T, the above-noted wise colleague, said she found it often came down to focus. Often, students with a great deal of test anxiety have minds that interfere with their progress because they get preoccupied with worries of failure instead of staying focused on the task (probably also interferes with recall).
“I recommend to the students I work with to write ‘Be here now’ at the top of their test,” she said. It was simple, tangible, easily remembered. If their mind began to go elsewhere they can look at it as a reminder. I borrowed this idea and often suggested it to the students I worked with as well. And somehow that mantra leaked into my life in general. This conversation took place in 1993 yet I remember it plain as day. I wonder, does she have any clue how much her thought impacted me (and likely others)?
I do sometimes suspect I have a bit of adult ADD. There are times when I know there is a special moment happening and yet I’m not really there, I’m worrying about the next thing, the never-ending list to be completed. I want to be there but my thoughts are like a wily ball of yarn, rolling here and there and just out of reach. So when this starts my mind will shout, “Be here now! Be Here Now.”

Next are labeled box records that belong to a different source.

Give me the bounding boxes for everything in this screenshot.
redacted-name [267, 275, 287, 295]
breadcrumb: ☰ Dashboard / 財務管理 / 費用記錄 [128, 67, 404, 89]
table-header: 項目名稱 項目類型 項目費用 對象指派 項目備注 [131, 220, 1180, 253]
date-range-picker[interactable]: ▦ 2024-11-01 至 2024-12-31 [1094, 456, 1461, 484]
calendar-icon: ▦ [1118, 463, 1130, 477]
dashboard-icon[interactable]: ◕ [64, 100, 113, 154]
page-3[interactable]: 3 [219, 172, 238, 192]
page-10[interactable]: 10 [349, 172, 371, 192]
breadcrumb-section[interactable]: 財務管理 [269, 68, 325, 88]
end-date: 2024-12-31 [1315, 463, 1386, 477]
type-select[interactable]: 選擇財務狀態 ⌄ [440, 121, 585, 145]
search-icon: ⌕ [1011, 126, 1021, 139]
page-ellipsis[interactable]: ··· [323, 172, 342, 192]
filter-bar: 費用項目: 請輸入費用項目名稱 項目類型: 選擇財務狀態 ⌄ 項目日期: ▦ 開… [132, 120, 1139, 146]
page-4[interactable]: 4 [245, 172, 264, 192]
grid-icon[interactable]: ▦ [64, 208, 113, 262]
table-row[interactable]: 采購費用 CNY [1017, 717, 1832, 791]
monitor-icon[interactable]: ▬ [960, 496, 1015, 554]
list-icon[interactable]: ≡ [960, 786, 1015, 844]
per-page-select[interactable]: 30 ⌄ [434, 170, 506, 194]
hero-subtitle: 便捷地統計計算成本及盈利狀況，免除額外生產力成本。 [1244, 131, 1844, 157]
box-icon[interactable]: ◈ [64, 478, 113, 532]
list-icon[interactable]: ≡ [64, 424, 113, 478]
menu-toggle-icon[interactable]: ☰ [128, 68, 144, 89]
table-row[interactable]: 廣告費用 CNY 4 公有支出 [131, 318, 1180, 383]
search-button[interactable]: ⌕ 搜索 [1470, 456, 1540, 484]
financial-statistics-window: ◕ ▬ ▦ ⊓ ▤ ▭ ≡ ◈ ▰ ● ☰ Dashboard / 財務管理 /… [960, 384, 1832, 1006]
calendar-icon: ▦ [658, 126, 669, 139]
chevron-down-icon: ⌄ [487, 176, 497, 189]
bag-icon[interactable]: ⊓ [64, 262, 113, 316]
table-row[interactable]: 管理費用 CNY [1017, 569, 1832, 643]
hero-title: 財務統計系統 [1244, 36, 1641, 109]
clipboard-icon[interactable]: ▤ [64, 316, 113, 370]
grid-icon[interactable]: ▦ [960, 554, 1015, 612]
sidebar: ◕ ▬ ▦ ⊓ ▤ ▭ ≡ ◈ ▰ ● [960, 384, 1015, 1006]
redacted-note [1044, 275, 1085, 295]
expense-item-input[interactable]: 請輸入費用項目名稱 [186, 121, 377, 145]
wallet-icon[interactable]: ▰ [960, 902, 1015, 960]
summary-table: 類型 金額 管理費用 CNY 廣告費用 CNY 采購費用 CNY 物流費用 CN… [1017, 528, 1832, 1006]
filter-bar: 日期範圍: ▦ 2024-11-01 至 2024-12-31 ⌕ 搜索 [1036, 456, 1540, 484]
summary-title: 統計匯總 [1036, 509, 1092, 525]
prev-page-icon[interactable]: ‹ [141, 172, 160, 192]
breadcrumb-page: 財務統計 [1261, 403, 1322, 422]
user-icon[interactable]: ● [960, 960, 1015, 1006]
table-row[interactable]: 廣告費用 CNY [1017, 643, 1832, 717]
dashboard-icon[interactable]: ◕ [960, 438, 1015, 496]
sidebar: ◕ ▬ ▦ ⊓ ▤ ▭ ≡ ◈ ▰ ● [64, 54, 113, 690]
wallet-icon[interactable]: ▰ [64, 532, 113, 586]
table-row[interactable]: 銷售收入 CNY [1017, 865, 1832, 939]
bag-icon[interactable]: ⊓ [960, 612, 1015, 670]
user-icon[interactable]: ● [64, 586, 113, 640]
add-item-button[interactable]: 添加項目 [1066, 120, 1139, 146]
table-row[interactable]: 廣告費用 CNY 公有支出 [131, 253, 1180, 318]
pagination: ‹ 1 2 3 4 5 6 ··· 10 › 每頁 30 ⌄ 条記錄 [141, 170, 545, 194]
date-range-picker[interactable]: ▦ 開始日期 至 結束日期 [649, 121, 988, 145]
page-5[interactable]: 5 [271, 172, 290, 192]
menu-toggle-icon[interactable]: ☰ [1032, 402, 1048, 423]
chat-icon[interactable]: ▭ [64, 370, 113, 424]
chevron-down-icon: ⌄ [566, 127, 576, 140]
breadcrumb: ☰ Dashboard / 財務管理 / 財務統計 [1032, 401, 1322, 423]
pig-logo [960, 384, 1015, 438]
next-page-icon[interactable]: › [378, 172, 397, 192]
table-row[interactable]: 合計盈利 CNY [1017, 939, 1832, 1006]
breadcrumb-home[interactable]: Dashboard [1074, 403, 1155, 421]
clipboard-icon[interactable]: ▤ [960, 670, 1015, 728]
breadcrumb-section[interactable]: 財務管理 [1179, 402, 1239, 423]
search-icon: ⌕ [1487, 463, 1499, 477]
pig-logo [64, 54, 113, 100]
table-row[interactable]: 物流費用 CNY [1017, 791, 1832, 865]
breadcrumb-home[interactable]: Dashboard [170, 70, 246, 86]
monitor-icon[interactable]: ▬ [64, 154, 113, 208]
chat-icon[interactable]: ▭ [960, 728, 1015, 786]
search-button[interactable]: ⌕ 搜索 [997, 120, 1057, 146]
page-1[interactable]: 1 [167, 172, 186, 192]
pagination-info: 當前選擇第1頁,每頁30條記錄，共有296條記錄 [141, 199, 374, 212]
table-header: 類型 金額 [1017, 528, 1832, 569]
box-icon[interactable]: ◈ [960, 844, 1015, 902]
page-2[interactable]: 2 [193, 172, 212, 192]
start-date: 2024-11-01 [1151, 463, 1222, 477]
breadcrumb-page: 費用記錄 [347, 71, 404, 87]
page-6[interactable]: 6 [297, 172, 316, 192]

Last Friday, we were in my daughter’s room. She put the radio on and was playing her new birthday bongos artfully to the song. She wanted me to come in and dance along. Sure, what the hell. I climbed on her stepstool and danced and swayed in my long twirly skirt. It was quite a scene.
Then, thoughts of “I should be,” and “Next, we can” started to creep in.
“Be here now!” my mind answered. And I stayed there as long as I could, dancing and swaying, extending my arms to the imaginary hippie crowd around us, inviting them to join the moment. Be here now, everyone.
Be with me and my little girl, a little one who mothers everywhere look at wistfully and scare me with their intense eyes as they say, “They grow up before you know it. You’ll see.” Like some scary prophetess. Like a rueful parent who wished they had been there more.